Alien, Chamäleon, Außenseiter, Pop-Ikone - David Bowie erfand sich ständig neu. Als Kunstfigur - Ziggy Stardust, Major Tom, Thin White Duke. Als Musiker, Schauspieler, Produzent … Fremdartig. Mystisch. Nicht von dieser Welt und doch einer der einfluss- und erfolgreichsten Musiker der letzten Jahrzehnte. Das Leben dieses Ausnahmekünstlers ist ständige Veränderung und Neuinszenierung bis hin zur völligen Dekonstruktion. "Manchmal fühle ich mich, als sei ich niemand". Not me.

Bowies Spiel mit seinen androgynen Facetten, die schillernde Palette seiner Kunst, sein Faible für Bühnenspiel, für Kostüme und Mode als eleganter Dandy, schriller Paradiesvogel oder Edel-Punk – immer mit Stil. Er sei, so Bowie über sich, ein Sammler von Persönlichkeiten. Ein Geschichtenerzähler.

Falco Blome ist der Erzähler von David Bowies Geschichte. Er lädt uns auf einen Trip durch das kreative Universum Bowie ein. Seinen Trip. Blome hat Bowie mehrmals live gesehen, war von dessen Bühnenpräsenz tief beeindruckt, hat sich immer wieder künstlerisch von ihm inspirieren lassen. Für Blome zugleich Herzensangelegenheit und Herausforderung das Universum Bowie auf die Bühne des Ingolstädter Altstadttheaters zu bringen. Blome setzt dabei auf Reduktion und erzählt das Leben und die kreative Entwicklung des Geschichtenerzählers Bowie – folgerichtig - vor allem mit dessen Songs. Sie sind neu arrangiert, nur für Klavier und Gitarre. Michael Gumpinger und Alex Czinke interpretieren mehr als 20 Bowie-Songs und müssen sich sowohl auf Pop-Hits einlassen als auch auf Jazz und völlige Dekonstruktion. Großartig. Sie machen hörbar, wie komplex und künstlerisch vielseitig Bowies Musik ist. Maria Helgath gibt Bowie ihre Stimme, wirft als erzählende Ich-Figur kurze biografische Schlaglichter zwischen die Songs ein und verbindet alles. Gibt Einblick in kreatives Denken und künstlerische Brüche. Helgath kommt aus der klassischen Musik, war als Schauspielerin auch am Stadttheater engagiert. Die Mezzosopranistin interpretiert mit großer Stimme und eigenem Stil die bekannten Hits wie „Space Oddity“ oder „Heroes“, jazzrockige Titel und späte, fast mystische Songs wie „Lazarus“. Eine Hommage, ein Requiem und irgendwie auch eine Beschwörung - immer wieder bringt uns Helgath mit ihrer Bühnenpräsenz und ihrer Stimme, an den Punkt, uns fühlen zu lassen, JETZT sei es soweit und Bowie kommt doch noch einmal selbst von hinten auf die Bühne …. Das geht unter die Haut. Und als sie zum Ende hin, wie aus dem Off singt, die Bühne sich leert und dann alles still wird und nur noch in uns nachklingt. Magisch. Gänsehaut. Langer Applaus.

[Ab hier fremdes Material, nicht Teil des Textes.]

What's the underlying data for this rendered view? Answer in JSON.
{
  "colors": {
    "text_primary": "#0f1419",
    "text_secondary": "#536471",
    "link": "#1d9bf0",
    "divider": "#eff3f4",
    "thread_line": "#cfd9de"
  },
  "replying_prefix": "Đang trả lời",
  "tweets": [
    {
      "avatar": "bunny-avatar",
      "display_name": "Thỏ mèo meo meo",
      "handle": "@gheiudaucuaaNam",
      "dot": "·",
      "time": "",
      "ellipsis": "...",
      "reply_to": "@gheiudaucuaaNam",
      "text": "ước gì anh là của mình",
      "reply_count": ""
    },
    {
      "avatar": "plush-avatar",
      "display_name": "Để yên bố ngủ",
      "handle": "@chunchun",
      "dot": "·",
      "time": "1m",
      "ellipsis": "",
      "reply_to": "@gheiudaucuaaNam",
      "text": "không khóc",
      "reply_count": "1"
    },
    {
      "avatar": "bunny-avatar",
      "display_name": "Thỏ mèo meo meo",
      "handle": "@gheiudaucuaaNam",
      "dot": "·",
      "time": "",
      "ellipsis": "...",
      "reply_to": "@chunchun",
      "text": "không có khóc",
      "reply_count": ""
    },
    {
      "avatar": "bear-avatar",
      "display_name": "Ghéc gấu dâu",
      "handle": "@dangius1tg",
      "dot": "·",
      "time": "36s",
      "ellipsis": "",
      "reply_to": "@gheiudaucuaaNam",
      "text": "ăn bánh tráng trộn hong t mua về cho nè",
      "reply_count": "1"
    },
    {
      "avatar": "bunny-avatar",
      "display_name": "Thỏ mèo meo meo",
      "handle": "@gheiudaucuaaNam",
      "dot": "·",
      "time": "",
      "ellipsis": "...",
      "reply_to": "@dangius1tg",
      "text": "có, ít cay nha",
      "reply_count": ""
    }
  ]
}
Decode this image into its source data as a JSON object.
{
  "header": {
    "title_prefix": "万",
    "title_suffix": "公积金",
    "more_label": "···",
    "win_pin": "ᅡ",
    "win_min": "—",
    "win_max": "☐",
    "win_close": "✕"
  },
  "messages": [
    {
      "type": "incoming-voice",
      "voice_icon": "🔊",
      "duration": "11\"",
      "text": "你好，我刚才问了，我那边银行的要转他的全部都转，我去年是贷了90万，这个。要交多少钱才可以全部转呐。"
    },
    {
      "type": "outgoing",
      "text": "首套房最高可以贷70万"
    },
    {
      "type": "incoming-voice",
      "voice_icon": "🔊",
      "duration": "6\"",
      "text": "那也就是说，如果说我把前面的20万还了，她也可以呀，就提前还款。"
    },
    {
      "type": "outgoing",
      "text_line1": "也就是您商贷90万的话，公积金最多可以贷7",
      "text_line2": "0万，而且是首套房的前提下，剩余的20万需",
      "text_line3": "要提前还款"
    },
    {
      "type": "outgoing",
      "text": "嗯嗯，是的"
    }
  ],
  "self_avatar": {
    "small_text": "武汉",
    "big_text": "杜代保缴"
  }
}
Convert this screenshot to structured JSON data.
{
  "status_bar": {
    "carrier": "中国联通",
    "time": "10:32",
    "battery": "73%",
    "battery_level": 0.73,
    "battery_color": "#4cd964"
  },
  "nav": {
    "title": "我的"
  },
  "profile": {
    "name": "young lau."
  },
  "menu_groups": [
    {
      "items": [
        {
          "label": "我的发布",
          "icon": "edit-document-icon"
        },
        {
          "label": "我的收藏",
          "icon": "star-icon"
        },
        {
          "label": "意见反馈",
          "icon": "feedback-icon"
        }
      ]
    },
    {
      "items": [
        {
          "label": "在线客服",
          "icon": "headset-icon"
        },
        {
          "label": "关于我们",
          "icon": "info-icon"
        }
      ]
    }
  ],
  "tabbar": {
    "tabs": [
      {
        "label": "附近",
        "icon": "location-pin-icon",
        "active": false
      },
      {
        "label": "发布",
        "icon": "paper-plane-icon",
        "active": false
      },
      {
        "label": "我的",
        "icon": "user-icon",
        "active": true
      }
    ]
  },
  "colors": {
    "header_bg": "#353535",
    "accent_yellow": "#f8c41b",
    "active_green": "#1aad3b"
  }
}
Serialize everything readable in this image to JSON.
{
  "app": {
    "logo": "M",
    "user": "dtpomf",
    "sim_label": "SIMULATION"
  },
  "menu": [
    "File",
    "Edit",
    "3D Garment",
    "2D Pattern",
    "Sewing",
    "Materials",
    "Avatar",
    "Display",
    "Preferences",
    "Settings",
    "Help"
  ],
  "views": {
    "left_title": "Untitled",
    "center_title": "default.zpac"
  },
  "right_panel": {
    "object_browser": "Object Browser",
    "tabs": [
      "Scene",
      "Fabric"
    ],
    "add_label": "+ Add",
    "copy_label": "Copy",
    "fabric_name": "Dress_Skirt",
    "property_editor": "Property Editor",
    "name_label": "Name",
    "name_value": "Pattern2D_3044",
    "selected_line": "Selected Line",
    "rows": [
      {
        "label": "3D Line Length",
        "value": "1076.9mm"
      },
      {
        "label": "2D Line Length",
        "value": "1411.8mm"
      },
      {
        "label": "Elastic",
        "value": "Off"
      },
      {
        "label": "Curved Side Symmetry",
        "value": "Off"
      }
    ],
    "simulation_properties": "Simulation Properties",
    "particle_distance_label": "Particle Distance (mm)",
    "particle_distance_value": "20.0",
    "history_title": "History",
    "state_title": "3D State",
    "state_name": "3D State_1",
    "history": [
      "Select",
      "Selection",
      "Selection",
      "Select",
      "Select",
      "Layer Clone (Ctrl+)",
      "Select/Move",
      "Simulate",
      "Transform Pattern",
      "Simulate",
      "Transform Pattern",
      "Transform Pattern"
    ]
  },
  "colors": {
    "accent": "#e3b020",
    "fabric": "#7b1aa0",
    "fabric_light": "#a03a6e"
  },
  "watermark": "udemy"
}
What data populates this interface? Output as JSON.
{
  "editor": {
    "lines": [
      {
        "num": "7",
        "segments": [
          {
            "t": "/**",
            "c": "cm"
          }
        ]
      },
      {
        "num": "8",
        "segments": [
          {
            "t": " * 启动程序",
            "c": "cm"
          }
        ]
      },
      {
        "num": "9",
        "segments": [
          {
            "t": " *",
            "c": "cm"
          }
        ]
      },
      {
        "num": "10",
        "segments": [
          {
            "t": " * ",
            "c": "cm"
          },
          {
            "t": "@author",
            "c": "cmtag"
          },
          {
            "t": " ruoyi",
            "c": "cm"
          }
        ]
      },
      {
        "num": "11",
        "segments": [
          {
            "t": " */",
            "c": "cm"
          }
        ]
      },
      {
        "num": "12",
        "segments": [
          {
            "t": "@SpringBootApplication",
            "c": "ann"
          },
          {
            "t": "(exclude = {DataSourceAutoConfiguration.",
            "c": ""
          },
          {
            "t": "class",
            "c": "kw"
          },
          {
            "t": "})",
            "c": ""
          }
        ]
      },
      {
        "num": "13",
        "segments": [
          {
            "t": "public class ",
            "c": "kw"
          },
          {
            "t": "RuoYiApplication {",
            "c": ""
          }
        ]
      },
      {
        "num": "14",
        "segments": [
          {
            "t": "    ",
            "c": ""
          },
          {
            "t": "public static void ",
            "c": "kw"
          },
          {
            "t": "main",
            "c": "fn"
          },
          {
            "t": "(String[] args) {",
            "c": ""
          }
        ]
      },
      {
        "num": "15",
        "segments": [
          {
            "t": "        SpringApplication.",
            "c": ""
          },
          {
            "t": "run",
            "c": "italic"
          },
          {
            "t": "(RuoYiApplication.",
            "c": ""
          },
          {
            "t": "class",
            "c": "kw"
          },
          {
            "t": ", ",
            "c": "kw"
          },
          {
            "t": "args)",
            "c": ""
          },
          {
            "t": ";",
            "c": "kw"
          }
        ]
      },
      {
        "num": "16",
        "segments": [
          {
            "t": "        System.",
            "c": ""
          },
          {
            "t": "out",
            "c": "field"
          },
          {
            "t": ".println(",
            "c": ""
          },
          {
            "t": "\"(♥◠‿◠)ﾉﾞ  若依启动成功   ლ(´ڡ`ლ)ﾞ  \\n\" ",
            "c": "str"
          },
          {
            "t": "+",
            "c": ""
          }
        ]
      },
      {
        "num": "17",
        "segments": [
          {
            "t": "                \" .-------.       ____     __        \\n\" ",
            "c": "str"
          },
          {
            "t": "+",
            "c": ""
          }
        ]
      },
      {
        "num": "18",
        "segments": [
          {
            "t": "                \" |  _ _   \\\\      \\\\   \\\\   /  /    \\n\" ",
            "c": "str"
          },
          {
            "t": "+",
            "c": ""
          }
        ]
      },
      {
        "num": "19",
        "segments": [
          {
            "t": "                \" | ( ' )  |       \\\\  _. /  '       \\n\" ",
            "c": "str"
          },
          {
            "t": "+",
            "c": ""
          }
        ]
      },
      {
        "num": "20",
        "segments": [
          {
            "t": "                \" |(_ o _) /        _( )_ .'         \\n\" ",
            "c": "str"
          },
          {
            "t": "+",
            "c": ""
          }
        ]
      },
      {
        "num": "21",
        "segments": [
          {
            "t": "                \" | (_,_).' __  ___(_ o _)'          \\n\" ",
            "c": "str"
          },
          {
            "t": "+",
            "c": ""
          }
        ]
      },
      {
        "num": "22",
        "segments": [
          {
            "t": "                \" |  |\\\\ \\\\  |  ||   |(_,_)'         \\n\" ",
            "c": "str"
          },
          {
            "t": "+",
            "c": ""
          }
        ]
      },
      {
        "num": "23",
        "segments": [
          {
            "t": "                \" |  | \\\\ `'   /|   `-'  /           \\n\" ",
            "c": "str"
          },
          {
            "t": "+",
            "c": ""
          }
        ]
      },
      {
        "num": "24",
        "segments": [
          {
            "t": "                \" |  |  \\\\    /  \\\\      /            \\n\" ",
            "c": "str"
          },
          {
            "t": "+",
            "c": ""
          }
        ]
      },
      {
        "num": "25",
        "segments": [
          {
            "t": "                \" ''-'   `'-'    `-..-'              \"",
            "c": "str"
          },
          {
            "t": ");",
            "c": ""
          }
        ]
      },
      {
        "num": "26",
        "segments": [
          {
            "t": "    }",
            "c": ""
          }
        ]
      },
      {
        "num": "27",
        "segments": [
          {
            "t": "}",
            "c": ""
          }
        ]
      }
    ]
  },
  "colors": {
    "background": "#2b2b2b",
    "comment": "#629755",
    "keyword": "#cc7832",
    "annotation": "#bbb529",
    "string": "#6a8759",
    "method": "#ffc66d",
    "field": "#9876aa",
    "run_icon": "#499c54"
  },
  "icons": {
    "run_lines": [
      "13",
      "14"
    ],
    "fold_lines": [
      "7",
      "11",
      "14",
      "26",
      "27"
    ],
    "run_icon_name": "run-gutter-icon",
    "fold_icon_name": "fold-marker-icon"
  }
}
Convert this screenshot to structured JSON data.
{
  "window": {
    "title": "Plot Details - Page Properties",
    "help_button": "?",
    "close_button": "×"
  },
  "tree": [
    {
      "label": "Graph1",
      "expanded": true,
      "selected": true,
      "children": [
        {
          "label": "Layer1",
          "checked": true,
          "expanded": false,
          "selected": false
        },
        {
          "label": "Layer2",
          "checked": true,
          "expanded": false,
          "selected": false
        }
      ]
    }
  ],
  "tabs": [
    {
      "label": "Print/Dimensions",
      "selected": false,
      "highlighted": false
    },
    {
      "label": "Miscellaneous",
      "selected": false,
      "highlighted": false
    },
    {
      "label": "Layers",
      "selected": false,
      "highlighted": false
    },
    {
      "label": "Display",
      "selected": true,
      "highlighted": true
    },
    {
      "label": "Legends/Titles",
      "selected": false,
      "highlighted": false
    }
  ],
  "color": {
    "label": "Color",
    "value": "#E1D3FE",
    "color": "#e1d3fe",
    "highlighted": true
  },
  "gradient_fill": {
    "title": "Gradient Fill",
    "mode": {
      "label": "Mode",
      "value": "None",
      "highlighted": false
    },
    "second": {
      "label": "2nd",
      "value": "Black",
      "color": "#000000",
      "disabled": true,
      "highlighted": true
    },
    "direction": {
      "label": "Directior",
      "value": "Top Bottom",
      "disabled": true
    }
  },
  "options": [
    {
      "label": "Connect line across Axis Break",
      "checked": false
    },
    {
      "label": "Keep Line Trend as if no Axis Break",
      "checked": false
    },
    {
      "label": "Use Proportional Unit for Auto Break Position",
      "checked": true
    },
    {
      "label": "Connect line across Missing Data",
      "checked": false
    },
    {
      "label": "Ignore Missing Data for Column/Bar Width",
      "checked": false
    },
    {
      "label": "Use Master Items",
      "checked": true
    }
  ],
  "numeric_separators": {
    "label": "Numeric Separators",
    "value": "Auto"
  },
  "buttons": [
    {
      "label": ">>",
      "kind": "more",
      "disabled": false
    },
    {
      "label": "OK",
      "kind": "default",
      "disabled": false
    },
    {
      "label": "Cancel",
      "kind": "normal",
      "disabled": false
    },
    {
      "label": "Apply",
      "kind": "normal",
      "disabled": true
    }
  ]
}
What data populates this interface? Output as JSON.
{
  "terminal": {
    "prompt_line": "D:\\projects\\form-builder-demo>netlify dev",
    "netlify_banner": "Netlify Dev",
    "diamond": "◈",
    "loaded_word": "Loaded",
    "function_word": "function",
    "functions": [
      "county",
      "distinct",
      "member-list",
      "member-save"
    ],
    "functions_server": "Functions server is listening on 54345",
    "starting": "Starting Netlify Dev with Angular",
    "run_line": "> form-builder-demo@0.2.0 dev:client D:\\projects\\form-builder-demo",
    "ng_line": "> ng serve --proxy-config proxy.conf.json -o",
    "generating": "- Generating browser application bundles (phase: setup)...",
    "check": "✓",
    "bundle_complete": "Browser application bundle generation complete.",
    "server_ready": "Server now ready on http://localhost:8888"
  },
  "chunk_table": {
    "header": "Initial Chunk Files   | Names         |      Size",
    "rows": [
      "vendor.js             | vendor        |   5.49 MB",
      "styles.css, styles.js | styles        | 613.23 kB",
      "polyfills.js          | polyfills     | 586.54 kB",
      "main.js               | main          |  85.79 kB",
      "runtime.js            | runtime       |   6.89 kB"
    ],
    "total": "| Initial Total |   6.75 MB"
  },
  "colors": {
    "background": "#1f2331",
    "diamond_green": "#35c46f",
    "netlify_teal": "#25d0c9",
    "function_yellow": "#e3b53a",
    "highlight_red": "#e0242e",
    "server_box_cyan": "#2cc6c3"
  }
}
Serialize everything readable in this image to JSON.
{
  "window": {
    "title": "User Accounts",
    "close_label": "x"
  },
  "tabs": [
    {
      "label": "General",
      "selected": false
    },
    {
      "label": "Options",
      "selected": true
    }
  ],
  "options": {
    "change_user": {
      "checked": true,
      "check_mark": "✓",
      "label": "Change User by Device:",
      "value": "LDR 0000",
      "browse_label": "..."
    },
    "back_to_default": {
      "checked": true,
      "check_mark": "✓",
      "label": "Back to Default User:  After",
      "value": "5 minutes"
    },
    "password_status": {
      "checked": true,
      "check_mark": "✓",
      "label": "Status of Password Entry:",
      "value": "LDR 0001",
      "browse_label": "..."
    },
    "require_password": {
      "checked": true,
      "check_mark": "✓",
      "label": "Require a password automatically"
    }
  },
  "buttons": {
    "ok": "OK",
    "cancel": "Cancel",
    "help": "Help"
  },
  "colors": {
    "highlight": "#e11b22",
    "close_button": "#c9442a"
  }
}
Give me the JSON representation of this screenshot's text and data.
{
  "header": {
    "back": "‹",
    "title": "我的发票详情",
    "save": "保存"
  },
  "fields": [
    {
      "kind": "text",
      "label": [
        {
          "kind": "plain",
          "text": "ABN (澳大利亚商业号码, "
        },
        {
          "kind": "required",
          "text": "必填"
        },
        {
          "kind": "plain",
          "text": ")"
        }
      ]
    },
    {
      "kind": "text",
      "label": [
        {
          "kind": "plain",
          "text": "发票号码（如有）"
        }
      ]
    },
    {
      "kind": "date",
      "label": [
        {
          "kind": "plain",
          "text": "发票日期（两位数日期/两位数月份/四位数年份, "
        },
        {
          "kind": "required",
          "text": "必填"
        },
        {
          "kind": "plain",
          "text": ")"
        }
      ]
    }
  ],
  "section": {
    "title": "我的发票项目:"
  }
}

Die Bühnenausstattung ist von Lichtkünstler Markus Jordan. Seine Leuchtobjekte sind wie aus dem Weltall, das ja auch Bowie, den „Mann der vom Himmel fiel“ (1976), immer wieder inspiriert hat, bis zuletzt, mit dem Album „Blackstar“. Jordan und Blome setzen mit dem bekannten Ziggy Stardust-Blitz eine biografische Markierung, und geben uns im Hintergrund mit dem „Blackstar“-Fries noch eine rätselhafte Botschaft mit auf den Weg. Reduziert. Prägnant.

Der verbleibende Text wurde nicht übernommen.